How do you work with management?
Once a transaction is closed, we work closely with the management team at each company to develop a detailed business plan, or “Value Creation Blueprint” which serves as a roadmap for our investment and outlines our operating strategy. We hold monthly calls and quarterly board meetings with the management teams to discuss each company’s financial performance, evaluate potential strategic add-on acquisitions and discuss any general business initiatives and updates. Typically, the Executive Council members involved with the particular transaction will be involved in all of these interactions. Having said that, our approach has always been to serve as a non-intrusive, value-added partner to management, since they are the people that know the business best. We encourage sellers to select the investor they believe will maximize value post-close, bring relevant expertise to the boardroom and make the best overall business partner. At Century Park, we place heavy emphasis on “fit” and believe finding the right cultural fit is just as important as a track record of strong financial performance.

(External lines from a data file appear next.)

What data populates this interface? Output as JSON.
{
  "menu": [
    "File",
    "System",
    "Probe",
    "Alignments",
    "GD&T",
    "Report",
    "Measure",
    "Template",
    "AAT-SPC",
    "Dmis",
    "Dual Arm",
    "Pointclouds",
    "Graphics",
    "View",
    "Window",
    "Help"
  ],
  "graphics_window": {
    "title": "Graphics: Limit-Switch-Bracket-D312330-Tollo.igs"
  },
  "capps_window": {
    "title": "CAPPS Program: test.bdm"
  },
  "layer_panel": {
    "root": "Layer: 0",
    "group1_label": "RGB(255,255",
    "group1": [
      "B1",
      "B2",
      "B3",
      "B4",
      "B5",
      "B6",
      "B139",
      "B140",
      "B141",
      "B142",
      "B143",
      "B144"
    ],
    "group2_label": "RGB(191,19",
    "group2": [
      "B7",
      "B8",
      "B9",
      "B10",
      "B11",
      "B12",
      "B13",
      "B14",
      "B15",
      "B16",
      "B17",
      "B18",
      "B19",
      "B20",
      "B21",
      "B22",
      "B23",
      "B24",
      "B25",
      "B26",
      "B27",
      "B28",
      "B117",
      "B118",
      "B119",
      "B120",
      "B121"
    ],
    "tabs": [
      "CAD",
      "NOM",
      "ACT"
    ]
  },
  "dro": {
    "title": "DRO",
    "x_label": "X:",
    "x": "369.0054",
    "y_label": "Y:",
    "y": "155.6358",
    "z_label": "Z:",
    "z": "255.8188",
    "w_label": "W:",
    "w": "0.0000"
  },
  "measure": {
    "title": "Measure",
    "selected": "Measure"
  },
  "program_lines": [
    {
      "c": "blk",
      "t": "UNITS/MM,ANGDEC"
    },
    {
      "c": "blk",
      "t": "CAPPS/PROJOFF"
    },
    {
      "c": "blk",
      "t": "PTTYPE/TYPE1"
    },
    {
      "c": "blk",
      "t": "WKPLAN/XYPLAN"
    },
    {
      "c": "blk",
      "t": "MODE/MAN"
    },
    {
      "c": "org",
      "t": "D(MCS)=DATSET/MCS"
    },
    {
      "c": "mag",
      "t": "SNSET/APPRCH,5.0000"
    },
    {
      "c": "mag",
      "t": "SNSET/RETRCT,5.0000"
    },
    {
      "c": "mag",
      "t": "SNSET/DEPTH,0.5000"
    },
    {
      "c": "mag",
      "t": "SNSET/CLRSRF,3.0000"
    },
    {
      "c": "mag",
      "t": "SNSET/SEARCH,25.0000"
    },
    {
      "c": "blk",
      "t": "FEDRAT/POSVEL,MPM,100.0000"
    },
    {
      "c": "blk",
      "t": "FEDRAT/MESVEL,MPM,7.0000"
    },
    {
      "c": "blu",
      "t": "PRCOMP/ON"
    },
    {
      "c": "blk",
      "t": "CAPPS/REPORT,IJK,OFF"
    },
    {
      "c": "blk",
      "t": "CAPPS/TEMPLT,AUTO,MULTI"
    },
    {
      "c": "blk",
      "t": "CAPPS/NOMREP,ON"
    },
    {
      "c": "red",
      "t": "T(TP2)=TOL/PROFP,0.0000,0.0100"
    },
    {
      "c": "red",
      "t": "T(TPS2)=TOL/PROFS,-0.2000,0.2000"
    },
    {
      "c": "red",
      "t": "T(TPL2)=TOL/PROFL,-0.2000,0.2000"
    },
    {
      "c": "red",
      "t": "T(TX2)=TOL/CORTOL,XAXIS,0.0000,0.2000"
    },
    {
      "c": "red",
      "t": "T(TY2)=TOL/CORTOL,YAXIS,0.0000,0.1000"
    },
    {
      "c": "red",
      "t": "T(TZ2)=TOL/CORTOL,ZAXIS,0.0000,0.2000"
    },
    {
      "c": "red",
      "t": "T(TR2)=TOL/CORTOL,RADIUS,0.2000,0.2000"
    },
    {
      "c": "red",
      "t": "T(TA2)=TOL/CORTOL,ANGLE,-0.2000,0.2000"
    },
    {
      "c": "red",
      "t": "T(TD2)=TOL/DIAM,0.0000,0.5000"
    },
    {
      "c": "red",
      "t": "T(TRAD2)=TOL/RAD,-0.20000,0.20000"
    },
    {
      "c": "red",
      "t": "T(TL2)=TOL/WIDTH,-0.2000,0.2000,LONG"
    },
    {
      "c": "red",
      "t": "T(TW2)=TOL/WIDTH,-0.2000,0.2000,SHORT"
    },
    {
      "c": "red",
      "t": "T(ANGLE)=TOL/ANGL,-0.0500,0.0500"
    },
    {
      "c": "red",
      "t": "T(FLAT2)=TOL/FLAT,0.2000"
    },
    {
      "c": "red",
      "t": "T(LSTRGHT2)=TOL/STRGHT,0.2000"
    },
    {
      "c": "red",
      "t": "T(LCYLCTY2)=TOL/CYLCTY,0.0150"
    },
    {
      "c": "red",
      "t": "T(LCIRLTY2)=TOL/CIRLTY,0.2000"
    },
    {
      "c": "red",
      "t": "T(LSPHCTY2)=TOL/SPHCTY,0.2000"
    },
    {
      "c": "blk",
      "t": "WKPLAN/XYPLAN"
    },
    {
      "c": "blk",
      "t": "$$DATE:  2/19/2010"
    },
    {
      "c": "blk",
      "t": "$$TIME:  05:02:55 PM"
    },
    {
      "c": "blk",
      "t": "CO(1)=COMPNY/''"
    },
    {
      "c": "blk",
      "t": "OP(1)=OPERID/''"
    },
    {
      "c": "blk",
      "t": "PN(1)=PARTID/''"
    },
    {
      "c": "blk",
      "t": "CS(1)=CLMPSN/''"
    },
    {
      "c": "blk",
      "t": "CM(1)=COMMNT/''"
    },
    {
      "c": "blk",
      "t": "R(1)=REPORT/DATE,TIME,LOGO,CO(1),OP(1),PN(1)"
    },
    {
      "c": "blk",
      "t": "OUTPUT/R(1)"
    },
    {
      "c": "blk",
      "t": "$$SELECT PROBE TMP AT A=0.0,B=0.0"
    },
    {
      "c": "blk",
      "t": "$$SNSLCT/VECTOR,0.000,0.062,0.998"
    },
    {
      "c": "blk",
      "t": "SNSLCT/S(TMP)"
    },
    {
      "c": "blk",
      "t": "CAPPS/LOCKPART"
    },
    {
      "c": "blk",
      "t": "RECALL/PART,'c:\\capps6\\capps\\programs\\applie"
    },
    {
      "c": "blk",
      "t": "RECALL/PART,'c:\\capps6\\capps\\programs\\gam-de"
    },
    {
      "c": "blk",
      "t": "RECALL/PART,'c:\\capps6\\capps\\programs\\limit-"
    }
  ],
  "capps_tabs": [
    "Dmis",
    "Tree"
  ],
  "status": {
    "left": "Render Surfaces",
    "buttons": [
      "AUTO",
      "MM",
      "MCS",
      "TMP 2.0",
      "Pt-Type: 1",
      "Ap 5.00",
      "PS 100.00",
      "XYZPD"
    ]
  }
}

Who works with me post close?
Because we are a lean organization, we can ensure that the team you interact with during the initial transaction will be the same team you work with post-close. Each deal will involve a Century Park Managing Partner to the lead the transaction, along with a supporting Associate or Senior Associate. You will also work closely with our operating team and Executive Council members.
What is your view on ownership post-close?
We believe in entering transactions as true partners with management. Sellers often decide to retain some of their ownership and remain on the board of directors or assume a more passive managerial or consulting type role post-close. We have also worked with sellers who are looking to completely transition out of the business. In all cases, we use a collaborative approach with management, always adhering to our key tenets of integrity, transparency, alignment and respect. Because we believe in entering into transactions as true partners with management, we allow key team members to participate in a management equity-based incentive program and encourage the senior members of the management team to invest alongside us in transactions. We would encourage you to talk to the managers of past and current portfolio companies to learn what kind of partner we have been.
What’s your typical hold period?
We typically target a 3-5 year hold period for our investments. However, this may vary between companies depending on the amount of time it takes to maximize value and accomplish key objectives set forth in our “Value Creation Blueprint”. We have held investments for close to ten years, too … it is always situation specific.